Thursday, June 16, 2011

Shirley

My great-aunt Shirley passed away last night. I have to admit, it hasn't really hit me yet; I think I already did a lot of my mourning last week, when I first realized that she probably didn't have long left. I am sorry I didn't get to see her again, and I'm really sorry my brother didn't get to see her. My dad is pretty upset that we hadn't visited her much in the past few years. For a while there we were spending a fair amount of time with her, and I think we were all getting something good out of it. There was a distance over the past few years for reasons I've never really understood, I think more to do with distance in my dad's family than with Shirley herself. It's a shame, really, because Shirley was great. I'm sorry we didn't get to see her more, but I'm glad we got to see her one more time.

Thursday, June 9, 2011

First Day

So my first day of freedom has set me off to an odd start. The morning was very nice, lots of sun and running around in the yard to make up for the years I spent working in a mold-encrusted, windowless bomb-shelter of an office. The afternoon not so much, because I spent most of it crying. My great-aunt Shirley's daughter called to tell us that Shirley isn't doing well, which was very distressing, since Shirley is amazing. We went to see her briefly, and although she definitely is not doing well, she still recognized us and was happy to see us, and actually asked after my brother by name. This was particularly touching because his grandfather couldn't remember him at all in his later years even when he was in the same room, much less halfway across the country.

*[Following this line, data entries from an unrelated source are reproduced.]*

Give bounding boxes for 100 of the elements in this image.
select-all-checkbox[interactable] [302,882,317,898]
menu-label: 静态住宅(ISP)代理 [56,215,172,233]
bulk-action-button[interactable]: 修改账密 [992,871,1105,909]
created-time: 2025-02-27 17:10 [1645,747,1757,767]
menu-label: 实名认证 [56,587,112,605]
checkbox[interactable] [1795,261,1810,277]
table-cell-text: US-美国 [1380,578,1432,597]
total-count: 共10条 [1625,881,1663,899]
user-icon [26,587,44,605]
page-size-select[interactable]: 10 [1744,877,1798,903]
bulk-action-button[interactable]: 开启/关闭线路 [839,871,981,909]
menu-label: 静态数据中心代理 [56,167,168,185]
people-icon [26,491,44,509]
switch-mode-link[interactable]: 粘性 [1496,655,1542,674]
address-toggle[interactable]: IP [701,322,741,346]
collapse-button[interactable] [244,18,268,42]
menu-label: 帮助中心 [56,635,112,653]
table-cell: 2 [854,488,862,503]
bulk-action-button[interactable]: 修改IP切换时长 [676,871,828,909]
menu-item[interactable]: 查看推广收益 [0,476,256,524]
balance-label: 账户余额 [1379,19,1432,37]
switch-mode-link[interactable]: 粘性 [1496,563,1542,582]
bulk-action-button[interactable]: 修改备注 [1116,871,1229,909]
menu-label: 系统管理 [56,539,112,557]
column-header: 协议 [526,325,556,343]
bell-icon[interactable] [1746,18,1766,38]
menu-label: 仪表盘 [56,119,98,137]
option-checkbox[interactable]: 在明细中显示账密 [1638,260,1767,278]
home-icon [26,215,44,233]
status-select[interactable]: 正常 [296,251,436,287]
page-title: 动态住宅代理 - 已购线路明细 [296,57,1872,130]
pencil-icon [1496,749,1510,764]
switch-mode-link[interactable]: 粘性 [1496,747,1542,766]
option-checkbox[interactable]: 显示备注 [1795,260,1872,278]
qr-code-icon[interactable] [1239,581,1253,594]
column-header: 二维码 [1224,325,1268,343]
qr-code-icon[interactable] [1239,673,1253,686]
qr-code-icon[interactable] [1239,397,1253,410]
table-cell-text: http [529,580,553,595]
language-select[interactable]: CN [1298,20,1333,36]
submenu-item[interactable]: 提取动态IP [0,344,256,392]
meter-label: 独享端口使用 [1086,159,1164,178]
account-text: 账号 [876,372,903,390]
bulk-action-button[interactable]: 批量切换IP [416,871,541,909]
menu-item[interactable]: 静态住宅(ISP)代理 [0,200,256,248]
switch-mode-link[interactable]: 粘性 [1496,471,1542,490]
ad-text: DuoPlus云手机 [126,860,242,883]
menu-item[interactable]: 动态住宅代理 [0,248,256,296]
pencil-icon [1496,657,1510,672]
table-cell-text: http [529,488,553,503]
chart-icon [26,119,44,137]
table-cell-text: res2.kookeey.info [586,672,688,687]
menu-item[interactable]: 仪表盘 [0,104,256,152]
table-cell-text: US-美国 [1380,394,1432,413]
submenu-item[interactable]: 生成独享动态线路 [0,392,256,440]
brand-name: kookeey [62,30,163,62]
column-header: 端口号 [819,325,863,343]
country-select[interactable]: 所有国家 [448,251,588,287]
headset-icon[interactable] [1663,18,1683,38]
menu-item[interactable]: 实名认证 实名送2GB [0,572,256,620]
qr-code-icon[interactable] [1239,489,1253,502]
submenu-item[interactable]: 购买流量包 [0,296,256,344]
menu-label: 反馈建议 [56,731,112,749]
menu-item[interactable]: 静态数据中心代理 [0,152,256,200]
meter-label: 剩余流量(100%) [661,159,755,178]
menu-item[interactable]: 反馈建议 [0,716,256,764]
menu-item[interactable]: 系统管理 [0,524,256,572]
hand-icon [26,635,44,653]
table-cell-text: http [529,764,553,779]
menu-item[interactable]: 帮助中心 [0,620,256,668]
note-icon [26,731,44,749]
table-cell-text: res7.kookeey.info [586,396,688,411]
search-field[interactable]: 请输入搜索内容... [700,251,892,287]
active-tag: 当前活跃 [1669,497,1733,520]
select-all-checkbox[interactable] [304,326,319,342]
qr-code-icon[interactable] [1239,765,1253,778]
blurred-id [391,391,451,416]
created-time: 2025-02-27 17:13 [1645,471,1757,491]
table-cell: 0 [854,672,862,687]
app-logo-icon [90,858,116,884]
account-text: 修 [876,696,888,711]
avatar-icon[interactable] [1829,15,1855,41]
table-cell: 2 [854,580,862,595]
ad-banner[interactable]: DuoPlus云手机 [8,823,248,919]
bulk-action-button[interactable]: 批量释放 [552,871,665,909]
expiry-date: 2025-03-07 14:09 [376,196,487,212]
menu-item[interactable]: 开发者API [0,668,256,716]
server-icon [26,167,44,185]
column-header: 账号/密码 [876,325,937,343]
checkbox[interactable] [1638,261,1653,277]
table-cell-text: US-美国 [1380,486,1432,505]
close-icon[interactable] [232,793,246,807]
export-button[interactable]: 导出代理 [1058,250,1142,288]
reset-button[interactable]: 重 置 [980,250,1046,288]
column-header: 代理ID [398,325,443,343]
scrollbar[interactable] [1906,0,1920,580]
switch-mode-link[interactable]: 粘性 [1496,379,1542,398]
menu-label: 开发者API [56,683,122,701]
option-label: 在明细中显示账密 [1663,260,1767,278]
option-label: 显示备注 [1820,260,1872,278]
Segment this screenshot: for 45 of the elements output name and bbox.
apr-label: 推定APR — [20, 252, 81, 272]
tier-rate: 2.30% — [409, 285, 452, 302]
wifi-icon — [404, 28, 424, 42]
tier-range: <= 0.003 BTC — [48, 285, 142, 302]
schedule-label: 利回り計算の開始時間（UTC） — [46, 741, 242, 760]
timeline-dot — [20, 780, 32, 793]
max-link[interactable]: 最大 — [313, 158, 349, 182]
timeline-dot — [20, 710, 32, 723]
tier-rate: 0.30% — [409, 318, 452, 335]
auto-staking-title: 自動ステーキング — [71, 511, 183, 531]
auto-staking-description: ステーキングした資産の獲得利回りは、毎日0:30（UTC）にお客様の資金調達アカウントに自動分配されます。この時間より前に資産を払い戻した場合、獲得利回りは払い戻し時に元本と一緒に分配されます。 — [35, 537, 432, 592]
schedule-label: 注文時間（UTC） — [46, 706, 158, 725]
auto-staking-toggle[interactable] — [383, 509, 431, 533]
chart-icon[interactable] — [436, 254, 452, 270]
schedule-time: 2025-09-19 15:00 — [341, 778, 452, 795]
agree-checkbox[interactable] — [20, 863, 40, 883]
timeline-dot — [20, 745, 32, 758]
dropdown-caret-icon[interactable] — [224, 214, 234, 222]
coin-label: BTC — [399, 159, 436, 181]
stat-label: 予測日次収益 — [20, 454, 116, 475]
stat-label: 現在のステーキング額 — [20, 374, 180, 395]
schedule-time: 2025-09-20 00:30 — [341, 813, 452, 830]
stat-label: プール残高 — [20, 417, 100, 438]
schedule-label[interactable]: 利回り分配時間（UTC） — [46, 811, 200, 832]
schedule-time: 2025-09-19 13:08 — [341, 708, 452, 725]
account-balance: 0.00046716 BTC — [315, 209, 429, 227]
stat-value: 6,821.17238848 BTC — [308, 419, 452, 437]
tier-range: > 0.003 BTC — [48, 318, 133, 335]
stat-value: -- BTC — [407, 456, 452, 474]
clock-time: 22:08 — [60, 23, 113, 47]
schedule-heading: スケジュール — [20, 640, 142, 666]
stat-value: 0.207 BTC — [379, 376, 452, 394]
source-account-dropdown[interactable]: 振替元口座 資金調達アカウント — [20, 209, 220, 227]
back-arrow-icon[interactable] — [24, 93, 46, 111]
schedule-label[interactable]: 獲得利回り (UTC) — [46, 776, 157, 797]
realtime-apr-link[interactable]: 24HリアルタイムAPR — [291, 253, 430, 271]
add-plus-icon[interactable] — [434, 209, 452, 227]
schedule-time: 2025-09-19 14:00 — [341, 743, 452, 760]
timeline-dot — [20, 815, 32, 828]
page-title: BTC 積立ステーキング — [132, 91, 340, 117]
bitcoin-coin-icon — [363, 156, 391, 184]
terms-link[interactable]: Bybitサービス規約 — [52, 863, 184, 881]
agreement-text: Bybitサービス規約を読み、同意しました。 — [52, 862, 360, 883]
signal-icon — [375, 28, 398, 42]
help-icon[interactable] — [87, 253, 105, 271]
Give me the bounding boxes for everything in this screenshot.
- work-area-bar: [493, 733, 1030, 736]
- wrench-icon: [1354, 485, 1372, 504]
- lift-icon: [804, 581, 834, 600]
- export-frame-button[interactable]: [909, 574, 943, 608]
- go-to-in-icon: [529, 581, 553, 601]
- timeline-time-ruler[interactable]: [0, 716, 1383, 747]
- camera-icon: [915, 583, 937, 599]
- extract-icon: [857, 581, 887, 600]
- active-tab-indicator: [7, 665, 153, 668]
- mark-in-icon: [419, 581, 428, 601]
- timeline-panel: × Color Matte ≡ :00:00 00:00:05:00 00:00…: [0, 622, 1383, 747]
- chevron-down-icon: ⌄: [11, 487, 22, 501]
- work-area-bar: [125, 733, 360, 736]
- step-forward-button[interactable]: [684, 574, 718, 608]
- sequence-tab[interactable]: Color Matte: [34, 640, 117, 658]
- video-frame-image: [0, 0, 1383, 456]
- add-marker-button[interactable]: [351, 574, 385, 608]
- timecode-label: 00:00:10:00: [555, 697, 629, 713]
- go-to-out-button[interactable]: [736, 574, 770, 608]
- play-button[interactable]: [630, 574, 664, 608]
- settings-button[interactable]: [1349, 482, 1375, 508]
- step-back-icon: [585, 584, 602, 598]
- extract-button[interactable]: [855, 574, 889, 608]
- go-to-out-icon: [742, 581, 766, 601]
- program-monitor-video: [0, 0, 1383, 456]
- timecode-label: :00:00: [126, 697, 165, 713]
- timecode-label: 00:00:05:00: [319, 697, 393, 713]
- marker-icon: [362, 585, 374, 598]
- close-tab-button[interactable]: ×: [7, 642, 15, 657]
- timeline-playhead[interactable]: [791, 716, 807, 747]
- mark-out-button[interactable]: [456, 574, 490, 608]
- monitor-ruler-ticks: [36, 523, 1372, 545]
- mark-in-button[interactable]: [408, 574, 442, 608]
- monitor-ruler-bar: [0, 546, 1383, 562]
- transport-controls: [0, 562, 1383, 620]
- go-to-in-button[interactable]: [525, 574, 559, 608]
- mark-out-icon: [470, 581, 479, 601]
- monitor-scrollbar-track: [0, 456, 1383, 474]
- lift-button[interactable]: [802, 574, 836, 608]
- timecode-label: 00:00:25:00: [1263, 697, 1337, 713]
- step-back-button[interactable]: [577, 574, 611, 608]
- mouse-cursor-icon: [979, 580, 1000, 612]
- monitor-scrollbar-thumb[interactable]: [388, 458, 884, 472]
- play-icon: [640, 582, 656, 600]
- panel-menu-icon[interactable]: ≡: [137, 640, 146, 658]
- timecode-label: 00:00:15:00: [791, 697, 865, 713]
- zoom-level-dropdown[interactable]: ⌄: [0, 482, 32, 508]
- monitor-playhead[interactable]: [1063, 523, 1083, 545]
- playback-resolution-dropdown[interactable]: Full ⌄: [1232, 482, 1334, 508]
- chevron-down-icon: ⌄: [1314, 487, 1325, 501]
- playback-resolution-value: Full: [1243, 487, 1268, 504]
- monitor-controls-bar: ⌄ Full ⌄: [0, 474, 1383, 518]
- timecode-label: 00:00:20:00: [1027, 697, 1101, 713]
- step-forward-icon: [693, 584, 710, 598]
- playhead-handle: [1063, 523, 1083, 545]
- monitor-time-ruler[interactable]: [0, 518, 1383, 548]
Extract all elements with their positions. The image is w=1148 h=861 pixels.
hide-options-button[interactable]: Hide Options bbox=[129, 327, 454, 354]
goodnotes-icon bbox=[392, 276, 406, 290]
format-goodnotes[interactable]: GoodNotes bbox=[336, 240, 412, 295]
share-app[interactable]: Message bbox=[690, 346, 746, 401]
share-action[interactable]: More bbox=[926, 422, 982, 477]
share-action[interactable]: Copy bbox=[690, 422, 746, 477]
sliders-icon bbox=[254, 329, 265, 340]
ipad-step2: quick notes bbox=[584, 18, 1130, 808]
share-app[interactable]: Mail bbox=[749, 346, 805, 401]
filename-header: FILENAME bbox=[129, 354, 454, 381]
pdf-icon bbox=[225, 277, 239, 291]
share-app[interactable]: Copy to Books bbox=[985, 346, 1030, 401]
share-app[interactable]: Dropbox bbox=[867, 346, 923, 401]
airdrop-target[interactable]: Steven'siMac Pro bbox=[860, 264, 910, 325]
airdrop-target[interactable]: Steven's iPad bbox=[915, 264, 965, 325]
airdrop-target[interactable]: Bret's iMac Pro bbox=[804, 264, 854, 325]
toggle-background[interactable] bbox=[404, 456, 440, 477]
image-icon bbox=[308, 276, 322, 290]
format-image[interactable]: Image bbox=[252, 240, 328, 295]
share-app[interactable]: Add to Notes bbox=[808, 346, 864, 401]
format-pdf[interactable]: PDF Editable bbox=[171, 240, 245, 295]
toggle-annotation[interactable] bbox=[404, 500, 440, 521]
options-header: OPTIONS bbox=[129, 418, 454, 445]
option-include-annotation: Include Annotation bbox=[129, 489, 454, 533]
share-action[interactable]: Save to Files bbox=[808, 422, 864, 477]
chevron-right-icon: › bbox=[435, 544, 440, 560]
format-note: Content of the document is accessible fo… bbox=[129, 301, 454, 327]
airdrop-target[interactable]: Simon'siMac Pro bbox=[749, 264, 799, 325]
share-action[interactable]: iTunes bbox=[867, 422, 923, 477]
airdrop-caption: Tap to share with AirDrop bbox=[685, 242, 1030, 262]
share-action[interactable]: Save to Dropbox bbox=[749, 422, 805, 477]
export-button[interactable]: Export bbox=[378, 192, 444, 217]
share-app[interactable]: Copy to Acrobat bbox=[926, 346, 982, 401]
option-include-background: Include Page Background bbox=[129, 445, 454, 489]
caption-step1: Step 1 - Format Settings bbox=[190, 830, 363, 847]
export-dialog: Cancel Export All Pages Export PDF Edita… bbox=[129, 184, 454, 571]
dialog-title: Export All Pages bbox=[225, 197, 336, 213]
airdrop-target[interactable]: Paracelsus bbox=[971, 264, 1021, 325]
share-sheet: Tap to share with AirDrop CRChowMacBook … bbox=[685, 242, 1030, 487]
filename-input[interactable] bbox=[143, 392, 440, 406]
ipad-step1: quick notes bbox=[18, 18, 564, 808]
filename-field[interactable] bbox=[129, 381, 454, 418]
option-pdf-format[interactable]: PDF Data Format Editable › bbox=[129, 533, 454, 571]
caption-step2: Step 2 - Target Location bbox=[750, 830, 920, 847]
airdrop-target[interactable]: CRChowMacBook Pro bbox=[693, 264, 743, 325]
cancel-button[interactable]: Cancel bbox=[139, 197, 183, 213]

I ended up canceling drinks with my co-workers because I didn't know how long we would be at the nursing home and doubted I would be much fun to be around. But then I ended up still going out for drinks with my team and Betsey, which was probably better tonight than going out with the whole mob. Especially since I found out that one of my co-workers received a promotion months ago without it becoming public knowledge, despite the fact the he is a lousy employee, makes frequent offensive comments, and does not have a college degree, which is a requirement for the position he was promoted to. I was already galled by the thought that I was recommended for that same promotion half a year ago and yet was still making the same money he was, despite having a college degree and being a harder working and more skilled employee. So finding out that for much of that time I was actually being paid LESS was like a slap in the face. And had I found out while he was present, he may have actually gotten slapped in the face.

And had I found out while I still worked there, I probably would have made a huge stink about it to anyone who would listen, and anyone who wouldn't, and then some.

On the bright side, if I ever had any doubts about Mercy being a horrible place to work and thought maybe I shouldn't leave, this has erased them. If someone who is commonly acknowledged as being a crap employee and who does not meet the qualifications for a position is promoted over someone who is commonly acknowledged as one of the best and most dependable employees in the office and who is qualified for the position, there is something seriously wrong going on. Not that there being something wrong there is a new concept to me. There are many, many things seriously wrong with that place. This is just the most personal insult.

At any rate. It's been a mixed day, and a strange one. Sweat, tears, hail stones, and alcohol. I'm hoping things will improve from here.